The Spring camping season is upon us. Starting now and going forward we will be hauling out our gear, assessing what is still in good shape, performing maintenance on the gear that needs attention, and perhaps making a list of gear we might need or want. Hopefully, we stored things away in a fashion where loss or major repairs are not necessary. However, due to oversight or maybe just getting in a hurry, we may need to address some problems with our gear. We may also need to shop for gear that is not salvageable or to fill needs that we we now have.One of the most common issues we must deal with is mold or mildew on tent fabric, sleeping bags, etc. Can these problems be addressed? The answer is sometimes. First lets deal with cleaning a tent.First of all, avoid using detergents and/or bleach. Yes, these will likely remove the mold, but will likely leave damage that may be worse than what you started with. The damage from bleach is fairly obvious. The damage from detergents is that they often leave a residue that cannot be removed and over time deteriorate the ability of the fabric to be water repellent. One product that is unlikely to damage the material is Nikwax Tech Wash. It’s a bit pricey at $26 for a liter (recent price through REI), but much less than replacing your tent. It is advertised as a non-detergent soap that protects waterproof fabrics like gore-tex and those in tents. Set up your tent in a shady location on a warm day. Add the soap to lukewarm water and go at the tent with a cloth or sponge. Pay special attention to areas around seams and zippers. Rinse very thoroughly with a hose. This probably goes without saying, but this time make certain the tent is thoroughly dry before storage.

For sleeping bags, the job is a bit easier in most cases. This is because you are rarely dealing with also trying to preserve waterproofing in the material. First, READ THE CARE INSTRUCTIONS on the sleeping bag’s label! Wash the bag with all zippers closed so they do not snag and tear. It is strongly suggested that you take your bag to a front-load washer if you do not have one so the agitator does not rip up your bag’s fabric. For down, use Woolite for the detergent. For synthetic bags, use a mild detergent. In all cases, use the minimum detergent required. Wash on the machine’s gentle cycle. Carefully remove the bag after washing, supporting the water-soaked bag, again to prevent damage. Use a large commercial dryer on its lowest setting. Pull the bag out intermittently and check for dryness and clumping. You can reposition the fill in the bag if it is clumping up. Dry for the minimum necessary time.One issue we see on occasion is damage to small electrical devices because they were stored with batteries not removed. Here are a couple of things to remember. One thing you might consider is contacting the battery manufacturer if the device is ruined. A few offer guarantees against damage from leaking batteries. When cleaning, use safety glasses and rubber gloves. Mix a small amount of solution and baking soda. Use a Q-Tip and gently remove corrosion from the battery compartment being as careful as possible not to slop water into the device. After removing corrosion, repeat procedure with clean water. Finally, use a dry Q-tip and dry the device compartment out as much as possible. Finally, let the device air dry until thoroughly dry. The device will likely work just fine.

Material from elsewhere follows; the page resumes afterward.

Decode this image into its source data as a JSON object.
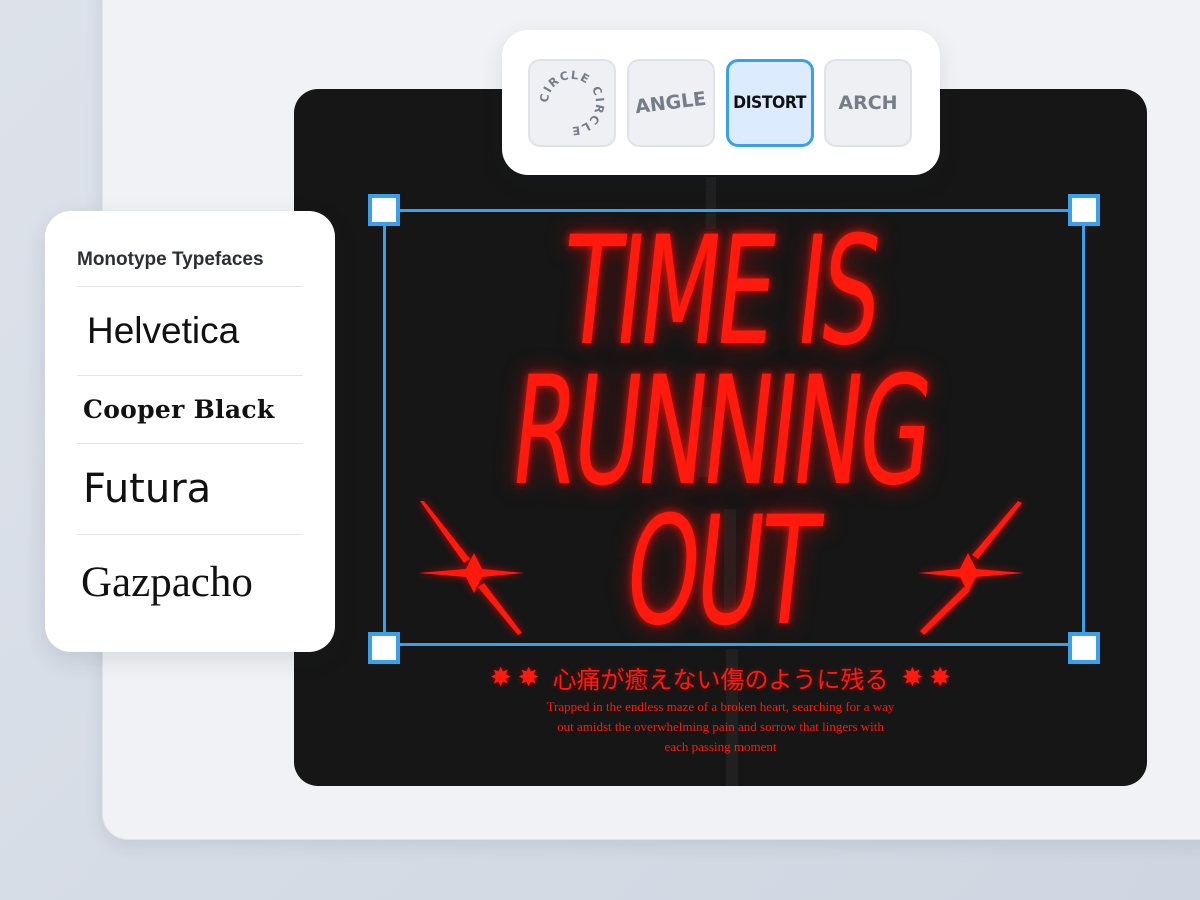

When you get ready to put together your list of needs and/or wants for the coming year, here is some advice. First, think carefully about the trips you are planning. How can you minimize the gear requirements needed for all the trips you plan. Perhaps a small compromise on the gear you want/need for one trip might allow an item to fill a need on another trip. Often, taking a comprehensive list of camping gear, crossing off as much as you feel you can, and then analyzing carefully what is left, is a good strategy.